CONCLUSIONS: A ventricular-paced rate <1% was safely achieved with SafeR in a population with a wide spectrum of indications for dual-chamber pacing. However, the lower percentage of ventricular pacing did not translate into a significant reduction in atrial fibrillation burden. CLINICAL TRIAL REGISTRATION: URL: https://www.clinicaltrials.gov/ Unique identifier: NCT01219621.

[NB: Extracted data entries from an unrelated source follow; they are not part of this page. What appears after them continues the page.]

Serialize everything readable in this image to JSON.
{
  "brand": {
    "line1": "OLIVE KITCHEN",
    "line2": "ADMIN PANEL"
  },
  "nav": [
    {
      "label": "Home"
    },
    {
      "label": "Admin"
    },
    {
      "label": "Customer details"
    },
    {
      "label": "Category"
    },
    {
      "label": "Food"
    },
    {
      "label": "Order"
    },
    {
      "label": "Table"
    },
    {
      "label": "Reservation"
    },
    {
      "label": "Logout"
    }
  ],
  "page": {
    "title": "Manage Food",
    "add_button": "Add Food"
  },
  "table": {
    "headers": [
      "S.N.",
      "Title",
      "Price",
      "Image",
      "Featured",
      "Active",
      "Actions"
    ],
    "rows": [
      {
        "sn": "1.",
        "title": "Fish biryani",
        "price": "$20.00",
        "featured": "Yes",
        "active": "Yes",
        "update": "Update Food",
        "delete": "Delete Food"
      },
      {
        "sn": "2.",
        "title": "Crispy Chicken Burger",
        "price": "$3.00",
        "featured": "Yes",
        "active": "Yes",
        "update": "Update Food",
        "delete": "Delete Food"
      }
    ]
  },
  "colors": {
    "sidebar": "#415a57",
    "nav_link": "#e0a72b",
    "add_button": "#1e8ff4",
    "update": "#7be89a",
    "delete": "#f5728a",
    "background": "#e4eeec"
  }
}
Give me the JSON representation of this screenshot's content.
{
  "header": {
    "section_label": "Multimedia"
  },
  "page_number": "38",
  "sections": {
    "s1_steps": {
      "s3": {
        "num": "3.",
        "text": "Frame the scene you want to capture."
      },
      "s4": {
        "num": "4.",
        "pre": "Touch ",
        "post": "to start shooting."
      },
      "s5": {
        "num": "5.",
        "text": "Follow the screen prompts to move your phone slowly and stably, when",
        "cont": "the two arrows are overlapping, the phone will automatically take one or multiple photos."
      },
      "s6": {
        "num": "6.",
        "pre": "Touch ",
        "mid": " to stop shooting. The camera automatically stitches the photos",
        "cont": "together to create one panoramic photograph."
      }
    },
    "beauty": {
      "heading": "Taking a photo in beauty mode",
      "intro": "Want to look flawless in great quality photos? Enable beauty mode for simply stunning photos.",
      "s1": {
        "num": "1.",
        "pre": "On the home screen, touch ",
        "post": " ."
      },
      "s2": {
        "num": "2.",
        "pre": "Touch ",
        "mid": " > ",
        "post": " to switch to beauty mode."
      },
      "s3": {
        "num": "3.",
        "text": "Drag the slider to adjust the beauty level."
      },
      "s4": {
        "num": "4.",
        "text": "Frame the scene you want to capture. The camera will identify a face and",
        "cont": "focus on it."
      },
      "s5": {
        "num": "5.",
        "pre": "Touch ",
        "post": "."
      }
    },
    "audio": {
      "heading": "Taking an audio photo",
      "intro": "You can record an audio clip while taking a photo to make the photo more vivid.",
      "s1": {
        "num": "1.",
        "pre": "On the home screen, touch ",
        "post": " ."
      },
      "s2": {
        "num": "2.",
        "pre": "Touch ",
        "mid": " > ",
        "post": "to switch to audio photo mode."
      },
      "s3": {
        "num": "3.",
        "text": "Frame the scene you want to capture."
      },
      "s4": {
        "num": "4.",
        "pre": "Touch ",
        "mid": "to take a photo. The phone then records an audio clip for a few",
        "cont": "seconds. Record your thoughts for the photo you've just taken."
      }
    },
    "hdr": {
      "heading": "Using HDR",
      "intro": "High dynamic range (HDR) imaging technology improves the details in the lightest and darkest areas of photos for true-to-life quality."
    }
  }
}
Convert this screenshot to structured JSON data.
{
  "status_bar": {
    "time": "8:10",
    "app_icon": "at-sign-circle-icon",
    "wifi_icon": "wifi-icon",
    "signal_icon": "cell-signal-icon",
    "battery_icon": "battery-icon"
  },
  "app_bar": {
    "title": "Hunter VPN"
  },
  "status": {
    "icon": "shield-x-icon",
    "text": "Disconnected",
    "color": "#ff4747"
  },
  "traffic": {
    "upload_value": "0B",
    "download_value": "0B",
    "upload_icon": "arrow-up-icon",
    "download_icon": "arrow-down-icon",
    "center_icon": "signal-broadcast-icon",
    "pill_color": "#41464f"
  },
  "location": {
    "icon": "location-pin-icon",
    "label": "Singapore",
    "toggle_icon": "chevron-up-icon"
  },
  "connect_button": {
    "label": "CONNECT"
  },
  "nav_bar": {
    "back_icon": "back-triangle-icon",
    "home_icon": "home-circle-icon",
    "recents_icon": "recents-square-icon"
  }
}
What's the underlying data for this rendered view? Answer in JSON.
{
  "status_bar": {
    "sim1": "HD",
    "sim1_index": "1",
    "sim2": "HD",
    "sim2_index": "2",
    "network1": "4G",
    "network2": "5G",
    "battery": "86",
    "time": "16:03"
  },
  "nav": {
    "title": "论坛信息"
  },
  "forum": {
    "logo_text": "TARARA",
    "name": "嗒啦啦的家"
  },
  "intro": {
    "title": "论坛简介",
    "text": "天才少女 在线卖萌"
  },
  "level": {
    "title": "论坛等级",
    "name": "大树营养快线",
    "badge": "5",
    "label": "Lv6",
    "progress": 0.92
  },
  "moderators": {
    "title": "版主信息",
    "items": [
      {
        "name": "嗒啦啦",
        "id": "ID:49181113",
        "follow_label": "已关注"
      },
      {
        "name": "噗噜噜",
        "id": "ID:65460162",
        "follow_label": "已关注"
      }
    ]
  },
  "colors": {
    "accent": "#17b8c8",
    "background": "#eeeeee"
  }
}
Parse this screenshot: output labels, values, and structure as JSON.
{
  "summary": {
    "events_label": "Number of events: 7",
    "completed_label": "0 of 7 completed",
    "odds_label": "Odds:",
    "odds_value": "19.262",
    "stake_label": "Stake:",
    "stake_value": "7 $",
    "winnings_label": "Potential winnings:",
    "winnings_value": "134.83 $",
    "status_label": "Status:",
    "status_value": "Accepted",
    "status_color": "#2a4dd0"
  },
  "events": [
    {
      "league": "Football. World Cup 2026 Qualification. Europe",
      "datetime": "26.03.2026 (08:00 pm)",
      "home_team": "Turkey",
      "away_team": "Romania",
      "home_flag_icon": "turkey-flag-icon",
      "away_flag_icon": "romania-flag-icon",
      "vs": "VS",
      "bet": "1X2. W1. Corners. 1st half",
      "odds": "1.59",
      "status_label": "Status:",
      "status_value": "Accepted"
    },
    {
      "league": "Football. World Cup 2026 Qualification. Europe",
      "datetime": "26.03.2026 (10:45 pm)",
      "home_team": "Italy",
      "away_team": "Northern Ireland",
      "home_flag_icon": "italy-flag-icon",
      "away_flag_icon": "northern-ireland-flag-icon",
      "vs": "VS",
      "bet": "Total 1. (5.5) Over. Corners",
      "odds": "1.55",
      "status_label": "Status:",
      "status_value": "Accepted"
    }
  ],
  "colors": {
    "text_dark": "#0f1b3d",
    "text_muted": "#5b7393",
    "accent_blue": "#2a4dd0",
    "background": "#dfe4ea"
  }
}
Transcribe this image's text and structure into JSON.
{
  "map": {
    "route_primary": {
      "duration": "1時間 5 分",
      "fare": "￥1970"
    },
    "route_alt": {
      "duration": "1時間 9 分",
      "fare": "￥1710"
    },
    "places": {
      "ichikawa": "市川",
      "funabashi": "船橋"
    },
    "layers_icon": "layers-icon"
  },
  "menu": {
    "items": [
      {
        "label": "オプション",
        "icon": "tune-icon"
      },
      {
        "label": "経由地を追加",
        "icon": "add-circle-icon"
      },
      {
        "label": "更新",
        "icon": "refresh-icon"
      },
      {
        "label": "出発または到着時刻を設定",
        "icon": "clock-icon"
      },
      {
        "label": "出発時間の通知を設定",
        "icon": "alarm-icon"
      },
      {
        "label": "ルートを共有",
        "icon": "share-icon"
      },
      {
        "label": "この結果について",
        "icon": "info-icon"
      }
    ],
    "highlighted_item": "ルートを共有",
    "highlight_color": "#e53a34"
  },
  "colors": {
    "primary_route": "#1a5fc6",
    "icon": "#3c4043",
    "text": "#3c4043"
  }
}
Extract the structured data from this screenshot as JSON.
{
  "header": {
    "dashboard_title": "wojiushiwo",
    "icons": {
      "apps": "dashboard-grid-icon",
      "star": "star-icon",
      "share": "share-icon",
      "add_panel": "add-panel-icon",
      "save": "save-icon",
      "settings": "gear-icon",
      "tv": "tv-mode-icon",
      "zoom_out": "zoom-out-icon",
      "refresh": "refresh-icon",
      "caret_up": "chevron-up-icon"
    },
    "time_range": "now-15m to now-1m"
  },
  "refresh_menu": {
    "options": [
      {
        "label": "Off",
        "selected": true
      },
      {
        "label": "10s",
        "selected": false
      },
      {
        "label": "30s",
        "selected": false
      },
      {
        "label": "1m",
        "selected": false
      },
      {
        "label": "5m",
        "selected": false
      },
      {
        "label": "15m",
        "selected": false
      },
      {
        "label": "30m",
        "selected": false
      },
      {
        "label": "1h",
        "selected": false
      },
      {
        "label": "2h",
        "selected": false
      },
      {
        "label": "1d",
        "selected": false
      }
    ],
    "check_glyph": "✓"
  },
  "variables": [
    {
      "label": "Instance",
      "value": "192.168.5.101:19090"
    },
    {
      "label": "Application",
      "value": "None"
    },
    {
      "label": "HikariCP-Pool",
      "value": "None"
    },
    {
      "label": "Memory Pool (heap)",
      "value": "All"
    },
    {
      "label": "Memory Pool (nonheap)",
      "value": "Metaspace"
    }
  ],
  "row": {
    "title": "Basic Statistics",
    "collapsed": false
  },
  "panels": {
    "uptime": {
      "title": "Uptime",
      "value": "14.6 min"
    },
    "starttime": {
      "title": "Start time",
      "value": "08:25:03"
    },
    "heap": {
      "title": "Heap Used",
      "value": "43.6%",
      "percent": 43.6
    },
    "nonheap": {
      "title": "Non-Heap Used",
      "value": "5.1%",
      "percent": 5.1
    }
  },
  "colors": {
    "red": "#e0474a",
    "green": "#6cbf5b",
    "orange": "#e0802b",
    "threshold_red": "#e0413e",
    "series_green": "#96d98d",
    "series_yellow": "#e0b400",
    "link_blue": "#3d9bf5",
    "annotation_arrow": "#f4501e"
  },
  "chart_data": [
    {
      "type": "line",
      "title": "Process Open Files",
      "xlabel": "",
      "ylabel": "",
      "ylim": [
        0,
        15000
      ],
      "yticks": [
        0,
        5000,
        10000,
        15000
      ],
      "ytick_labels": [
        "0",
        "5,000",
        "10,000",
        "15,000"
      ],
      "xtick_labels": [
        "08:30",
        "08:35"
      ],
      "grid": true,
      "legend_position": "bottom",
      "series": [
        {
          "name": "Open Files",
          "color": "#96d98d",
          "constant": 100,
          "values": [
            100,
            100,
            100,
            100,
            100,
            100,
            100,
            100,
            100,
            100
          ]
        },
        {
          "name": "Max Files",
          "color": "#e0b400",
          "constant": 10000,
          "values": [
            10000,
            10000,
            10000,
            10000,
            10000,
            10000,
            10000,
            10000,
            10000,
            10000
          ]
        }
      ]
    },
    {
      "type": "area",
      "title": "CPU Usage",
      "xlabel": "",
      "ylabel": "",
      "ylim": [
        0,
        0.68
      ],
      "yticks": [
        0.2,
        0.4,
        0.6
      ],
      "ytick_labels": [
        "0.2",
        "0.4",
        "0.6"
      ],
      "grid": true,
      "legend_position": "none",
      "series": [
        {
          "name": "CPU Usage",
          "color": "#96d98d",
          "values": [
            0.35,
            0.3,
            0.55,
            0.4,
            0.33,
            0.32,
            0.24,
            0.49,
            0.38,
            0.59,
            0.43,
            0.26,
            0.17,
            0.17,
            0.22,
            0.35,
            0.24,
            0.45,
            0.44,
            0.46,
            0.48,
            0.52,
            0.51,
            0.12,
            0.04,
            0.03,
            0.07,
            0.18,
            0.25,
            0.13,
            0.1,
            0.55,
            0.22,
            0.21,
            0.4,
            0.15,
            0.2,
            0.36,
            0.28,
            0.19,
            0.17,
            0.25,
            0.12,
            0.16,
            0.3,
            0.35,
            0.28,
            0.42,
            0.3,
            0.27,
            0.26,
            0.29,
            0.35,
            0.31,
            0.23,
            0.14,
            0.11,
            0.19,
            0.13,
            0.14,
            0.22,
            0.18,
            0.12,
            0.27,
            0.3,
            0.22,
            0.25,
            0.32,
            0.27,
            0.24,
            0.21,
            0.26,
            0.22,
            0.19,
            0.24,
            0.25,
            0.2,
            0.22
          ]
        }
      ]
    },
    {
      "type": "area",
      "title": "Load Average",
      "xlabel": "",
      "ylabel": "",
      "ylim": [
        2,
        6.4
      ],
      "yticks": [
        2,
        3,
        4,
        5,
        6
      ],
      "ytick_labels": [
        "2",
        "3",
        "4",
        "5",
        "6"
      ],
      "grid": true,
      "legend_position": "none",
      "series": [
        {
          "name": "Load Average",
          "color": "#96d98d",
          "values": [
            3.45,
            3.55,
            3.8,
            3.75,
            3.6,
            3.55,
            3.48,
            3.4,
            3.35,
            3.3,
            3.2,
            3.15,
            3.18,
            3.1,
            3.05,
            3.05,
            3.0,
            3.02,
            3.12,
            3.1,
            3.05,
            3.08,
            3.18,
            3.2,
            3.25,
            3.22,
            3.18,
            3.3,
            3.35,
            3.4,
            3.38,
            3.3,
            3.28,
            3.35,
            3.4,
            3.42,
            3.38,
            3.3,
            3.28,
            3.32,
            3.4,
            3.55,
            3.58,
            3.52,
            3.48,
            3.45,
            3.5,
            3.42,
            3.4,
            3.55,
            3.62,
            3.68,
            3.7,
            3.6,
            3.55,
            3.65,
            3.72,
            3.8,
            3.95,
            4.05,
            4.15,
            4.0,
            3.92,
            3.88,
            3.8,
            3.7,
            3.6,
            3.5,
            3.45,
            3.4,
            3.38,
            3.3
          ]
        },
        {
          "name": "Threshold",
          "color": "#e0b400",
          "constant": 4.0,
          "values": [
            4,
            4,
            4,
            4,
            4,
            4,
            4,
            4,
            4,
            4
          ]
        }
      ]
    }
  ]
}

RCT Entities:   Population Interventions Outcomes

The association between extent of right ventricular (RV) pacing and adverse cardiac outcomes is well established: RV pacing modifies left ventricular (LV) contraction by inducing a left bundle branch block–like activation sequence. The resulting dyssynchrony is associated with adverse LV remodeling,1 reduced LV ejection fraction,2,3 and increased risk for heart failure and death.4 In patients with intrinsic atrioventricular (AV) conduction and dual-chamber (DDD) pacemakers, RV pacing can potentially be avoided by programming long AV delays. However, this approach is not always effective5,6 and may be associated with tachycardias and cycle timing conflicts.7–10 To address these concerns, several pacemaker algorithms were developed to minimize potentially avoidable RV pacing. Clinical benefits from such algorithms have been confirmed, predominantly in patients with sinus node dysfunction.11,12 Specifically, a reduction in the percentage of RV pacing from 99% to 9.1% was associated with a significantly lower risk of developing persistent atrial fibrillation (AF).11

The SafeR algorithm (Sorin CRM, Clamart, France) was developed to provide a pacing mode that combines the benefits of AAI with the safety of DDD pacing.13–16 The recent randomized SaveR study confirmed the superiority of SafeR in reducing RV pacing when compared to standard DDD pacing in selected patients without high-degree AV block and in a more general pacemaker population. The prospective “CANadian multi-centre randomised study–Spontaneous AtrioVEntricular conduction pReservation” (CAN-SAVE R; https://www.ClinicalTrials.gov identifier NCT01219621) was designed to assess the impact of the SafeR mode compared to DDD programming with long AV delays in a broad population of patients with dual-chamber pacemakers. Programming long AV delays in patients randomized to DDD pacing permitted the comparison of 2 different methods of moderating RV pacing. The primary objectives were twofold: (1) to evaluate the effectiveness of SafeR in patients with spontaneous AV conduction; and (2) to determine whether a reduction in RV pacing is associated with a lower rate of atrial arrhythmias. The study design and preliminary results on 208 patients regarding short-term effectiveness and safety were previously published.17 Herein, we present the final results of the CAN SAVE R trial, including long-term clinical effects of SafeR.

Methods

Study Design and Eligibility Criteria

The CAN-SAVE R trial was a multicenter prospective double-blinded randomized trial conducted at 10 centers in Canada between April 2006 (first patient enrolled) and May 2012 (last 3-year follow-up visit). The study was conducted in accordance with the ethical principles expressed in the declaration of Helsinki18 and was approved by the institutional review boards at all participating centers. All patients provided written informed consent to participate in the study.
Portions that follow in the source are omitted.